A July 23 letter from the district’s contracted legal firm, Thomas Law Group, to officials from the State Department of Toxic Substances Control (DTSC) states that the agency “has failed to make aggressive remediation a priority, despite the site’s proximity to the Mad River, the district’s drinking water supply, and private wells.”
The district’s concern lingers after the Planning Commission’s approval last September of four cannabis-related development permits on a Glendale Drive parcel just east of the Route 299 Exit 4 on ramp and off ramp.
The project site was used for lumber storage by the former McNamara and Peepe Lumber Mill, whose main operations were conducted on an adjacent parcel. By the time the mill changed ownership in 1986 and became Blue Lake Forest Products, use of the toxic wood preservative pentachlorophenol (PCP) had been banned.
But contamination remained and in the mid-1990s, the state ordered remedial actions, including capping at the main operations site.
As of 2003, the former mill’s storage and main operation sites were deemed to be free of contaminants. But in late 2018, the DTSC declared that contaminants in the soil beneath the capped area had seeped into groundwater whose levels had risen.
Concerned about potential effects on drinking water sourced from the nearby Hall Creek, which flows into the Mad River, the district appealed the development approvals. The appeal was withdrawn last May, after testing showed that PCP and dioxin levels are low at the project site.

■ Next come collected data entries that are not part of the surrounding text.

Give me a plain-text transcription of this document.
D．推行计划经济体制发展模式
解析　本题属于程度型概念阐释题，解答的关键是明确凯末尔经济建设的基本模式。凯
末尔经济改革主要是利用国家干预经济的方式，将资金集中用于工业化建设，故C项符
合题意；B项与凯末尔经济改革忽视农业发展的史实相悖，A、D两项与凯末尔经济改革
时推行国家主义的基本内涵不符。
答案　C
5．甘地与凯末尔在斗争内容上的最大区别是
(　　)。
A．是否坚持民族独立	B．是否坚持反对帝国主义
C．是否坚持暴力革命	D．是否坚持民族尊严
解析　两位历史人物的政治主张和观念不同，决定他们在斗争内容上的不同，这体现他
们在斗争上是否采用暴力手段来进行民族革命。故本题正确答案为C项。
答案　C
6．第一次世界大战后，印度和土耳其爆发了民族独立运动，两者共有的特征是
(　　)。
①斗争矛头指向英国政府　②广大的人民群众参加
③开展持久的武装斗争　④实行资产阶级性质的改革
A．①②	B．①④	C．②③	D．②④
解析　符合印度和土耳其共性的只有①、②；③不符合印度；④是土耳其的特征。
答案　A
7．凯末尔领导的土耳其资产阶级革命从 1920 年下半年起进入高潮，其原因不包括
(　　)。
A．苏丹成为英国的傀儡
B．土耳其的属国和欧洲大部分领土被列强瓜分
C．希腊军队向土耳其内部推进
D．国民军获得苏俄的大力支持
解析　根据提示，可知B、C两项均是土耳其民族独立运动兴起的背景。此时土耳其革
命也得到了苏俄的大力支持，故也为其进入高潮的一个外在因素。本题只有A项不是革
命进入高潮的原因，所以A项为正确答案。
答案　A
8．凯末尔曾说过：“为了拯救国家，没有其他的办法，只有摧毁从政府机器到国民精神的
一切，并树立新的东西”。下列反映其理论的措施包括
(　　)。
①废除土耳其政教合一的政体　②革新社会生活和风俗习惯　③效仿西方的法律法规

But a May 18 letter informing the county of the appeal’s withdrawal states that the district may “make further legal demands” related to the site contamination and clean-up and “looks forward to reviewing DTSC’s plans to investigate, monitor, and aggressively remediate the source/s of the contamination at the McNamara & Peepe site.”
The more recent letter states that “the DTSC has never performed a risk assessment for the risk presented by dioxin in water, despite acknowledging the site’s proximity to the Mad River and potential for contamination to migrate to the district’s drinking water supply.”
It adds, “Because of this, the level of risk to the district’s drinking water supply is unknown.”
The district is demanding a “risk analysis for dioxin in water” along with sampling and monitoring of surface water, soil, and private wells near the former mill site.
“Finally, the district has ongoing concerns that DTSC is either willfully or negligently failing to provide transparent information regarding the site,” the letter states.
The district is also asking for a meeting with DTSC officials by August 31, to discuss the concerns and “to ensure that DTSC prioritizes aggressive investigation and remediation of the site without continued delay.”